A simple example for SIFT-SV-64 with pre-trained model:

python example.py

Training

PCA Reduction

For SIFT:

python dr_pca.py --descriptor SIFT

For HardNet:

python dr_pca.py --descriptor HardNet

Unsupervised Reduction

For SIFT:

python dr_ae_SIFT.py

For HardNet:

python dr_ae_HardNet.py

Self-supervised Reduction

For SIFT:

python dr_ss_SIFT.py

For HardNet:

python dr_ss_HardNet.py

Supervised Reduction

For SIFT:

python dr_sv_SIFT.py

For HardNet:

python dr_sv_HardNet.py

Evaluate on HPatches dataset

Download HPatches dataset and benchmark:

git clone https://github.com/hpatches/hpatches-benchmark.git
cd hpatches-benchmark/
sh download.sh hpatches

Extract descriptors on HPatches dataset and evaluate:

cd ..
python hpatches_extract_SIFT_64.py /path/to/HPatches/dataset
mkdir hpatches-benchmark/data/descriptors
mv SIFT_sv_dim64/ hpatches-benchmark/data/descriptors/
cd hpatches-benchmark/python/
python hpatches_eval.py --descr-name=SIFT_sv_dim64 --task=matching --delimiter=","
python hpatches_results.py --descr=SIFT_sv_dim64 --results-dir=results/ --task=matching
python hpatches_eval.py --descr-name=SIFT_sv_dim64 --task=verification --delimiter=","
python hpatches_results.py --descr=SIFT_sv_dim64 --results-dir=results/ --task=verification
python hpatches_eval.py --descr-name=SIFT_sv_dim64 --task=retrieval --delimiter=","
python hpatches_results.py --descr=SIFT_sv_dim64 --results-dir=results/ --task=retrieval

Citation

If you use our implementation in your academic work, please cite the corresponding paper:

@inproceedings{dong2022dr,
	title={Learning-Based Dimensionality Reduction for Computing Compact and Effective Local Feature Descriptors},
	author={Dong, Hao and Chen, Xieyuanli and Dusmanu, Mihai and Larsson, Viktor and Pollefeys, Marc and Stachniss, Cyrill},
	booktitle={Proceedings of the IEEE International Conference on Robotics and Automation (ICRA)},
	year={2023}
}

Localization on Aachen Day-Night v1.1 and InLoc datasets

Supplementary

Embedding visualization of the descriptors

                        SIFT                                      SIFT-PCA-64                             SIFT-Ours-SV-64

                        MKD                                     MKD-PCA-64                            MKD-Ours-SV-64

                        TFeat                                     TFeat-PCA-64                         TFeat-Ours-SV-64

                        HardNet                              HardNet-PCA-64                      HardNet-Ours-SV-64

We provide the t-SNE embedding visualization of the descriptors on UBC Phototour Liberty. We visualize the embeddings of SIFT, MKD, TFeat, and HardNet generated using PCA and supervised methods by mapping high-dimensional descriptors (128 and 64) into 2D using t-SNE visualization. We pass the image patches through the descriptor extractor, followed by PCA or MLPs, to get lower-dimensional descriptors and determine their 2D locations using t-SNE transformation. Finally, we visualize the entire patch at each location.

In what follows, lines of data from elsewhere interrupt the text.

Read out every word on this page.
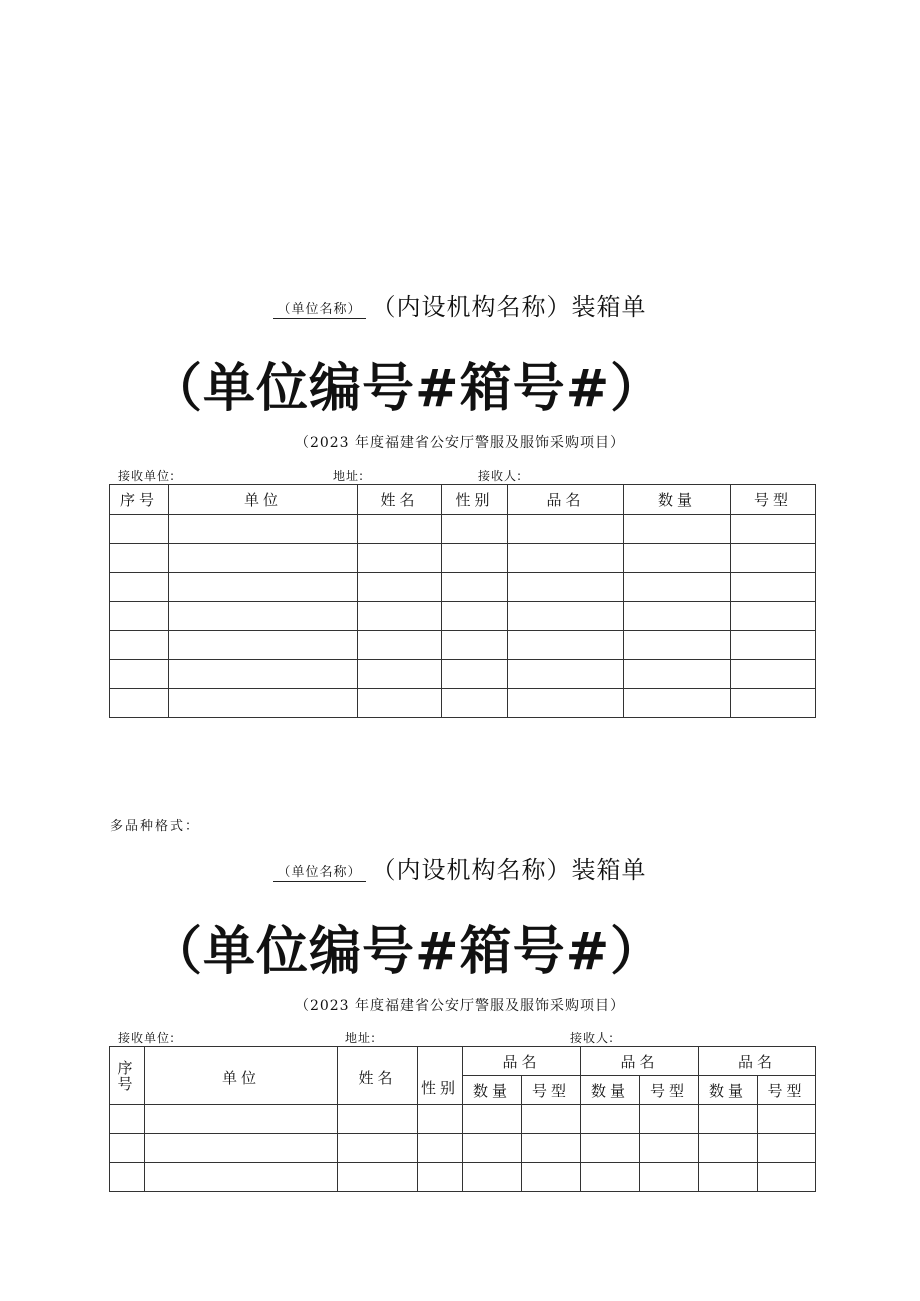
（单位名称） （内设机构名称）装箱单
（单位编号#箱号#）
（2023 年度福建省公安厅警服及服饰采购项目）
接收单位:	地址:	接收人:
序号	单位	姓名	性别	品名	数量	号型

多品种格式：
（单位名称） （内设机构名称）装箱单
（单位编号#箱号#）
（2023 年度福建省公安厅警服及服饰采购项目）
接收单位:	地址:	接收人:
序
号	单位	姓名	性别	品名		品名		品名	
				数量	号型	数量	号型	数量	号型
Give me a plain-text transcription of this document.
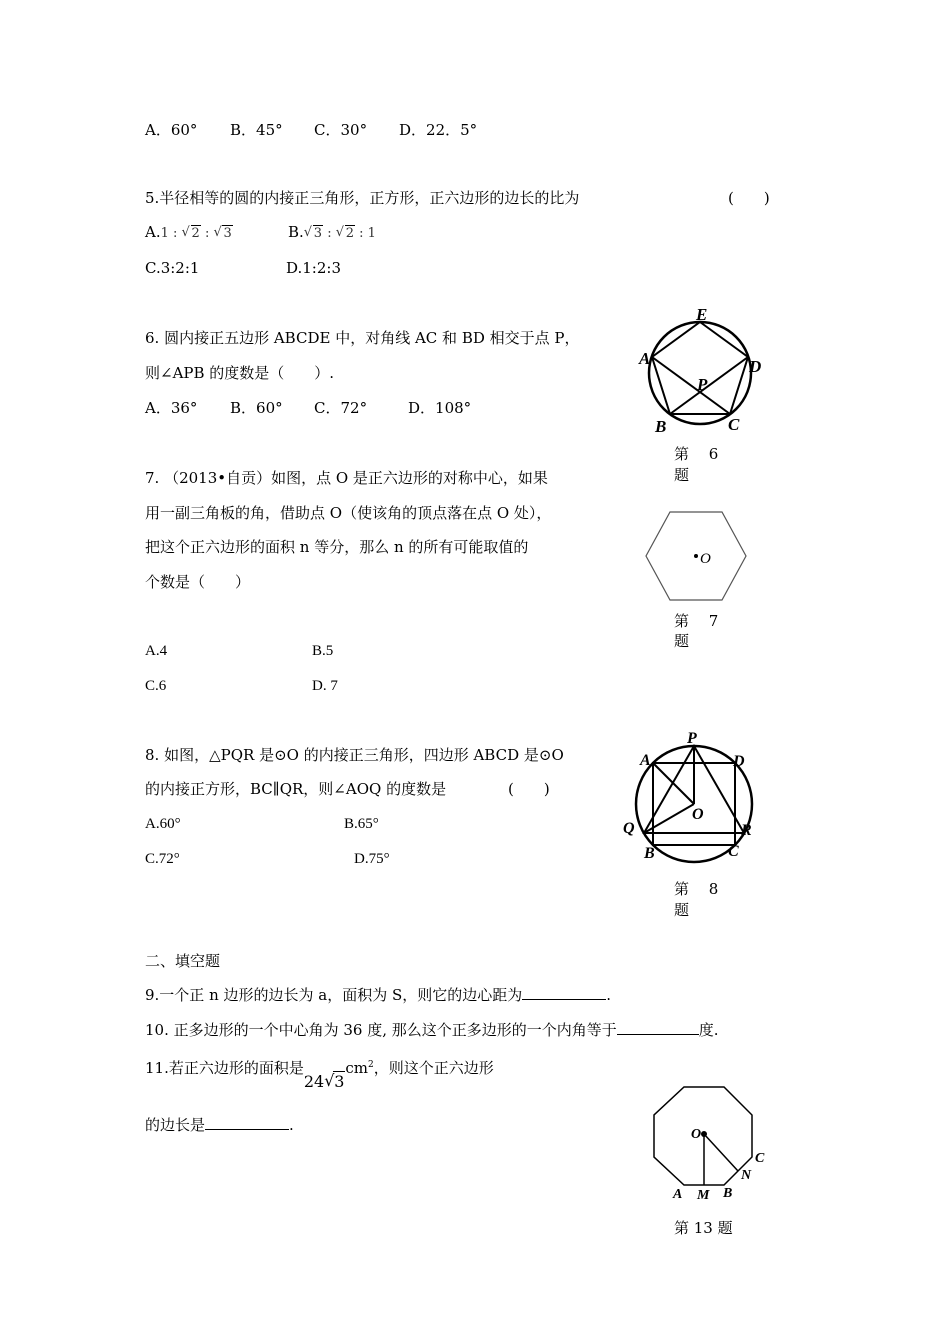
A．60° B．45° C．30° D．22．5°
5.半径相等的圆的内接正三角形，正方形，正六边形的边长的比为	(　　)
A.1 : √ 2 : √ 3	B. √ 3 : √ 2 : 1
C.3:2:1	D.1:2:3
6. 圆内接正五边形 ABCDE 中，对角线 AC 和 BD 相交于点 P，
则∠APB 的度数是（　　）.
A．36° B．60° C．72°	D．108°
E
A	D
P
B	C
第　 6
题
7. （2013•自贡）如图，点 O 是正六边形的对称中心，如果
用一副三角板的角，借助点 O（使该角的顶点落在点 O 处），
把这个正六边形的面积 n 等分，那么 n 的所有可能取值的
个数是（　　）
A.4	B.5
C.6	D. 7
O
第　 7
题
8. 如图，△PQR 是⊙O 的内接正三角形，四边形 ABCD 是⊙O
的内接正方形，BC∥QR，则∠AOQ 的度数是	(　　)
A.60°	B.65°
C.72°	D.75°
P
A	D
O
Q	R
B	C
第　 8
题
二、填空题
9.一个正 n 边形的边长为 a，面积为 S，则它的边心距为	.
10. 正多边形的一个中心角为 36 度, 那么这个正多边形的一个内角等于	度.
11.若正六边形的面积是24 √ $3cm^2$，则这个正六边形
的边长是	.
O
C
N
A M B
第 13 题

From the visualization, we can observe similar results as we discussed in the paper. For SIFT and MKD, the original descriptor space is irregular, and similar and dissimilar features are overlapped. Therefore, PCA projection will keep this irregular structure of the descriptor space. However, after learning a more discriminative representation using triplet loss, similar image patches in the descriptor space are close to each other while dissimilar ones have distances from each other. For TFeat and HardNet, since the outputting space is already optimized for the $\ell_2$ metric, image patches in the descriptor space are already separated well based on their appearance. Therefore, a simple PCA can preserve this distinctive structure and perform on par compared with the learned projection.